Jika tujuan yang tidak disebutkan adalah untuk mengisolasi rezim dan menghancurkan ekonominya untuk memastikan reformasi sosial-demokrasi gagal, seperti nasionalisasi aset asing, redistribusi tanah dan kekayaan, atau sebaliknya menghukum kepentingan perusahaan Barat/AS, maka bisa dibilang, sanksi terkadang berhasil.

“Namun, mari kita pertimbangkan beberapa statistik dari studi CEPR,” lanjut Lo. “Sanksi AS dapat menyebabkan penurunan pendapatan per kapita hingga 26% di suatu negara, yang setara dengan menyebabkan Great Depression. Mereka juga menyebabkan penurunan harapan hidup 1,2 hingga 1,4 tahun, setara dengan efek kematian Covid-19 pada populasi rata-rata.”

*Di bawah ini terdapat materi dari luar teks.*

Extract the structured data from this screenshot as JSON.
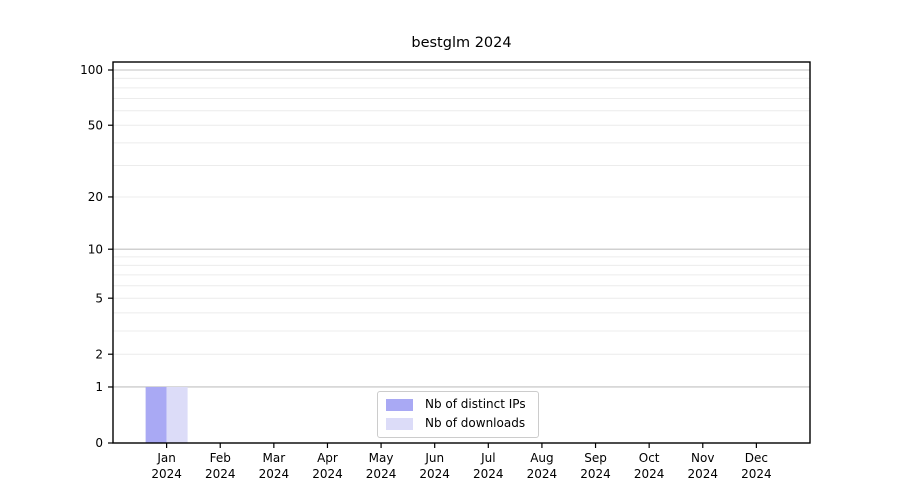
{
  "chart_data": {
    "type": "bar",
    "title": "bestglm 2024",
    "categories": [
      "Jan 2024",
      "Feb 2024",
      "Mar 2024",
      "Apr 2024",
      "May 2024",
      "Jun 2024",
      "Jul 2024",
      "Aug 2024",
      "Sep 2024",
      "Oct 2024",
      "Nov 2024",
      "Dec 2024"
    ],
    "series": [
      {
        "name": "Nb of distinct IPs",
        "color": "#a9a9f4",
        "values": [
          1,
          0,
          0,
          0,
          0,
          0,
          0,
          0,
          0,
          0,
          0,
          0
        ]
      },
      {
        "name": "Nb of downloads",
        "color": "#dcdcf8",
        "values": [
          1,
          0,
          0,
          0,
          0,
          0,
          0,
          0,
          0,
          0,
          0,
          0
        ]
      }
    ],
    "xlabel": "",
    "ylabel": "",
    "yscale": "log10(1+x)",
    "ylim": [
      0,
      110
    ],
    "y_tick_values": [
      0,
      1,
      2,
      5,
      10,
      20,
      50,
      100
    ],
    "y_major_grid_values": [
      1,
      10,
      100
    ],
    "y_minor_grid_values": [
      2,
      3,
      4,
      5,
      6,
      7,
      8,
      9,
      20,
      30,
      40,
      50,
      60,
      70,
      80,
      90
    ],
    "grid": true,
    "legend_position": "bottom-center",
    "colors": {
      "background": "#ffffff",
      "axis": "#000000",
      "tick_label": "#000000",
      "major_grid": "#c0c0c0",
      "minor_grid": "#ececec",
      "legend_border": "#cccccc"
    }
  }
}
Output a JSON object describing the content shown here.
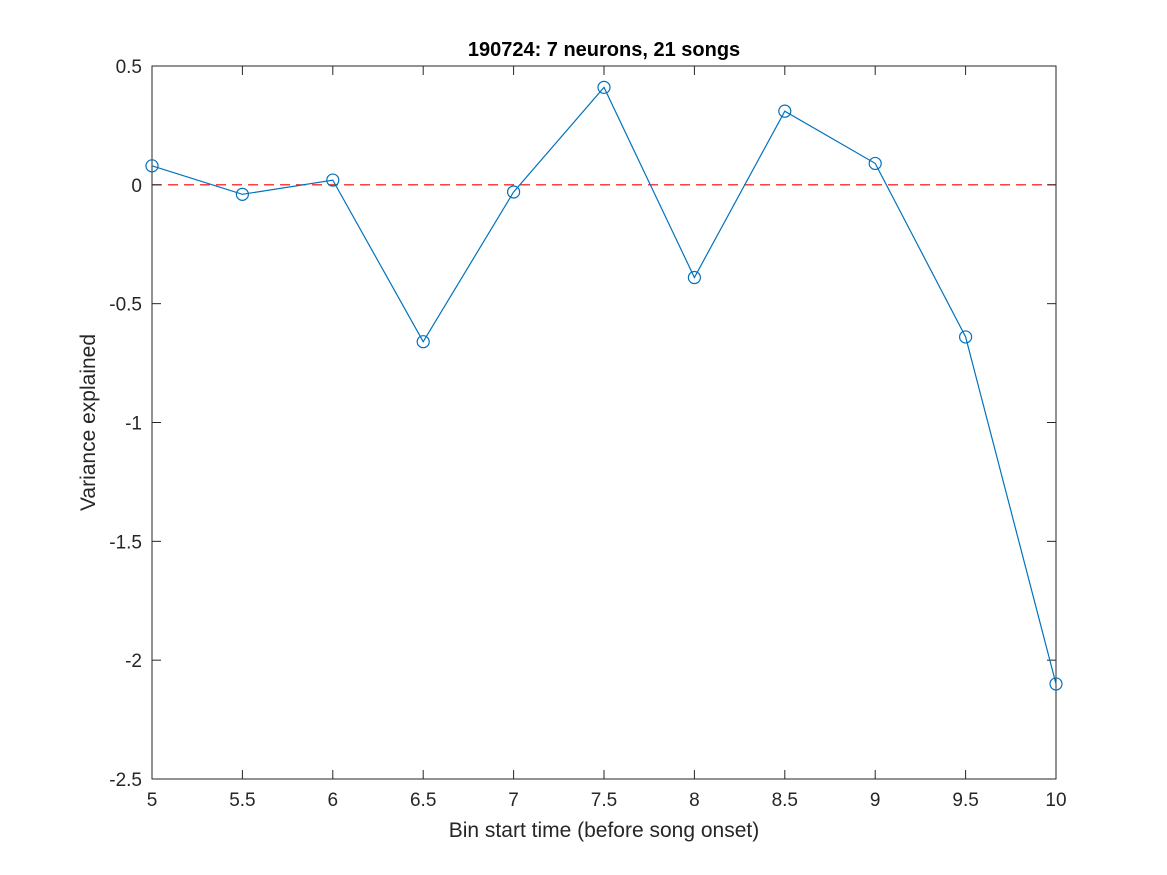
{
  "chart_data": {
    "type": "line",
    "title": "190724: 7 neurons, 21 songs",
    "xlabel": "Bin start time (before song onset)",
    "ylabel": "Variance explained",
    "xlim": [
      5,
      10
    ],
    "ylim": [
      -2.5,
      0.5
    ],
    "xticks": [
      5,
      5.5,
      6,
      6.5,
      7,
      7.5,
      8,
      8.5,
      9,
      9.5,
      10
    ],
    "xtick_labels": [
      "5",
      "5.5",
      "6",
      "6.5",
      "7",
      "7.5",
      "8",
      "8.5",
      "9",
      "9.5",
      "10"
    ],
    "yticks": [
      0.5,
      0,
      -0.5,
      -1,
      -1.5,
      -2,
      -2.5
    ],
    "ytick_labels": [
      "0.5",
      "0",
      "-0.5",
      "-1",
      "-1.5",
      "-2",
      "-2.5"
    ],
    "grid": false,
    "series": [
      {
        "x": [
          5,
          5.5,
          6,
          6.5,
          7,
          7.5,
          8,
          8.5,
          9,
          9.5,
          10
        ],
        "y": [
          0.08,
          -0.04,
          0.02,
          -0.66,
          -0.03,
          0.41,
          -0.39,
          0.31,
          0.09,
          -0.64,
          -2.1
        ],
        "color": "#0072BD",
        "marker": "circle"
      }
    ],
    "reference_line": {
      "y": 0,
      "color": "#FF0000",
      "style": "dashed"
    }
  }
}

Sementara AS menghabiskan 25% dari PDB untuk memerangi pandemi, Venezuela dapat mengumpulkan kurang dari 1%. Secara riil, PDB per kapitanya turun hingga 72% dengan pendapatan minyak menyusut hingga 93%. Keruntuhan ekonomi yang disebabkan AS telah menghasilkan eksodus besar-besaran satu dari empat orang Venezuela, banyak dari mereka sekarang berakhir di perbatasan AS. “Perang ekonomi yang dilancarkan melalui sanksi oleh mereka yang mengeksekusinya mungkin tampak tidak berdarah. Namun, kenyataan di lapangan bisa sama mengerikannya,” pungkas Lo.